Después de traducir estas palabras, Demetrios miró al Rey en espera de su respuesta, que tardó en hacerse oír. El Negus se levantó, se dirigió hacia uno de los rincones de la sala, y desapareció prácticamente en las sombras. Después volvió y dijo:
– No me gustan sus palabras, pero sí su forma de expresarse. No habla como los aduladores o los charlatanes. Por eso no se equivoca al pensar que puedo entenderlo.
Hizo un silencio, su mirada se detuvo en la llama de la candela, y luego se clavó otra vez en los ojos de Jean-Baptiste.
– ¿Cuanto tiempo tardaré en sucumbir a la enfermedad?
– Lo ignoro -dijo Poncet.
– ¡Miente! -exclamó de pronto el Rey con un tono autoritario e iracundo-. ¿Cuánto tiempo?
Jean-Baptiste se turbó.
– Bueno, yo diría… Creo que no se tiene conocimiento de ningún enfermo que haya vivido más de dos o tres años.
El Rey escuchó la sentencia con absoluta impasibidad. Se incorporó ligeramente y continuó en silencio.
– La muerte -dijo por fin- me importa muy poco. Podría morir mañana, estoy preparado.
Volvió a acomodarse en su asiento, como si quisiera quitar solemnidad a sus palabras.
– Pero -prosiguió- me preocupan las obligaciones de mi cargo.

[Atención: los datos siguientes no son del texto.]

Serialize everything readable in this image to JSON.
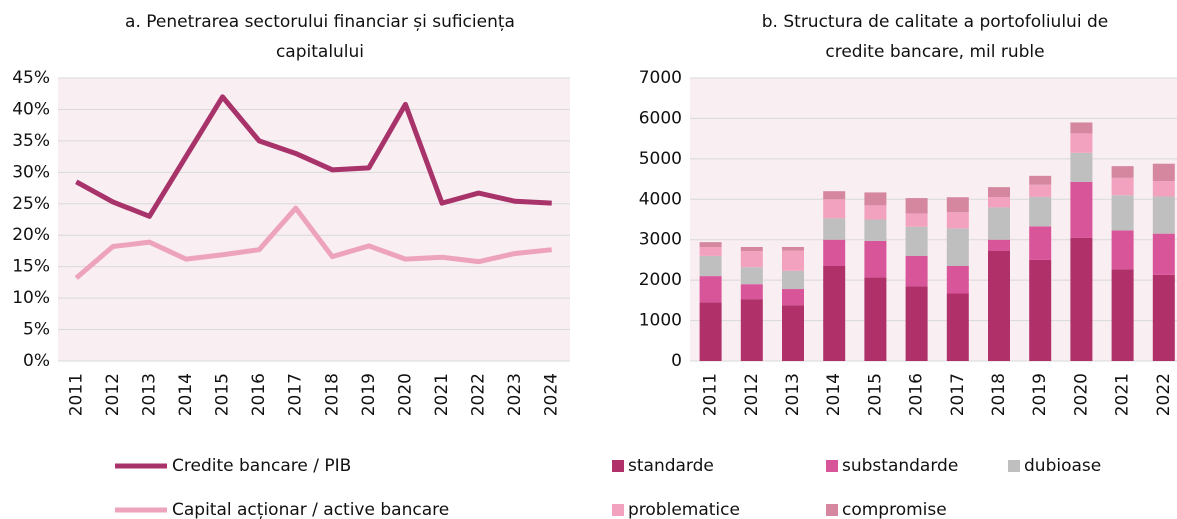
{
  "chart_data": [
    {
      "type": "line",
      "title": [
        "a. Penetrarea sectorului financiar și suficiența",
        "capitalului"
      ],
      "categories": [
        "2011",
        "2012",
        "2013",
        "2014",
        "2015",
        "2016",
        "2017",
        "2018",
        "2019",
        "2020",
        "2021",
        "2022",
        "2023",
        "2024"
      ],
      "series": [
        {
          "name": "Credite bancare / PIB",
          "color": "#a8336a",
          "values": [
            28.5,
            25.3,
            23,
            32.5,
            42,
            35,
            33,
            30.4,
            30.7,
            40.8,
            25.1,
            26.7,
            25.4,
            25.1
          ]
        },
        {
          "name": "Capital acționar / active bancare",
          "color": "#eea3bd",
          "values": [
            13.2,
            18.2,
            18.9,
            16.2,
            16.9,
            17.7,
            24.3,
            16.6,
            18.3,
            16.2,
            16.5,
            15.8,
            17.1,
            17.7
          ]
        }
      ],
      "ylim": [
        0,
        45
      ],
      "yticks": [
        {
          "value": 0,
          "label": "0%"
        },
        {
          "value": 5,
          "label": "5%"
        },
        {
          "value": 10,
          "label": "10%"
        },
        {
          "value": 15,
          "label": "15%"
        },
        {
          "value": 20,
          "label": "20%"
        },
        {
          "value": 25,
          "label": "25%"
        },
        {
          "value": 30,
          "label": "30%"
        },
        {
          "value": 35,
          "label": "35%"
        },
        {
          "value": 40,
          "label": "40%"
        },
        {
          "value": 45,
          "label": "45%"
        }
      ],
      "grid": true
    },
    {
      "type": "stacked_bar",
      "title": [
        "b. Structura de calitate a portofoliului de",
        "credite bancare, mil ruble"
      ],
      "categories": [
        "2011",
        "2012",
        "2013",
        "2014",
        "2015",
        "2016",
        "2017",
        "2018",
        "2019",
        "2020",
        "2021",
        "2022"
      ],
      "series": [
        {
          "name": "standarde",
          "color": "#b0306a",
          "values": [
            1450,
            1530,
            1380,
            2350,
            2070,
            1850,
            1670,
            2730,
            2500,
            3050,
            2270,
            2130
          ]
        },
        {
          "name": "substandarde",
          "color": "#d9559a",
          "values": [
            650,
            370,
            400,
            650,
            900,
            750,
            680,
            270,
            830,
            1380,
            960,
            1020
          ]
        },
        {
          "name": "dubioase",
          "color": "#bfbfbf",
          "values": [
            500,
            420,
            450,
            530,
            530,
            720,
            930,
            800,
            730,
            720,
            870,
            920
          ]
        },
        {
          "name": "problematice",
          "color": "#f2a2bf",
          "values": [
            220,
            400,
            500,
            470,
            350,
            330,
            400,
            250,
            300,
            480,
            430,
            380
          ]
        },
        {
          "name": "compromise",
          "color": "#d4879f",
          "values": [
            120,
            100,
            90,
            200,
            320,
            380,
            370,
            250,
            220,
            270,
            290,
            430
          ]
        }
      ],
      "ylim": [
        0,
        7000
      ],
      "yticks": [
        0,
        1000,
        2000,
        3000,
        4000,
        5000,
        6000,
        7000
      ],
      "grid": true
    }
  ]
}
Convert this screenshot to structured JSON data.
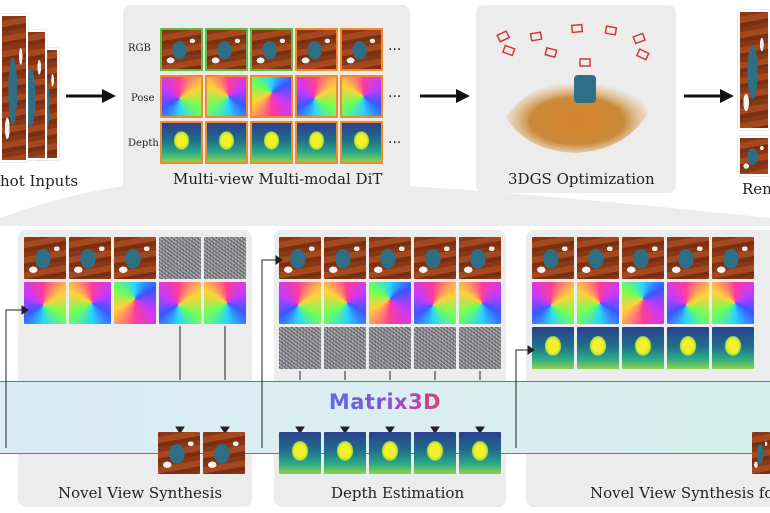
{
  "top": {
    "inputs_caption": "hot Inputs",
    "dit": {
      "caption": "Multi-view Multi-modal DiT",
      "row_labels": [
        "RGB",
        "Pose",
        "Depth"
      ],
      "ellipsis": "..."
    },
    "optimization_caption": "3DGS Optimization",
    "render_caption": "Ren"
  },
  "bottom": {
    "brand": "Matrix3D",
    "panels": [
      {
        "caption": "Novel View Synthesis"
      },
      {
        "caption": "Depth Estimation"
      },
      {
        "caption": "Novel View Synthesis for I"
      }
    ]
  },
  "colors": {
    "panel_bg": "#ececec",
    "rgb_border": "#5bbf3c",
    "output_border": "#f08a2a",
    "brand_gradient": [
      "#5b6fe0",
      "#8a4fd6",
      "#d6457a"
    ]
  }
}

Hablaba en tono confidencial. Parecía completamente sereno, como si su único deseo fuera dar rienda suelta a sus pensamientos.
– Mi hijo primogénito -continuó- sólo tiene quince años. Aún es débil e influenciable. No acaba de gustarme la educación que recibe de los sacerdotes y de la corte durante mis largas ausencias. Y no puedo irme de esta vida hasta que él no se haya afianzado en el trono, pues de lo contrario habrían resultado inútiles los logros de tres generaciones de reyes.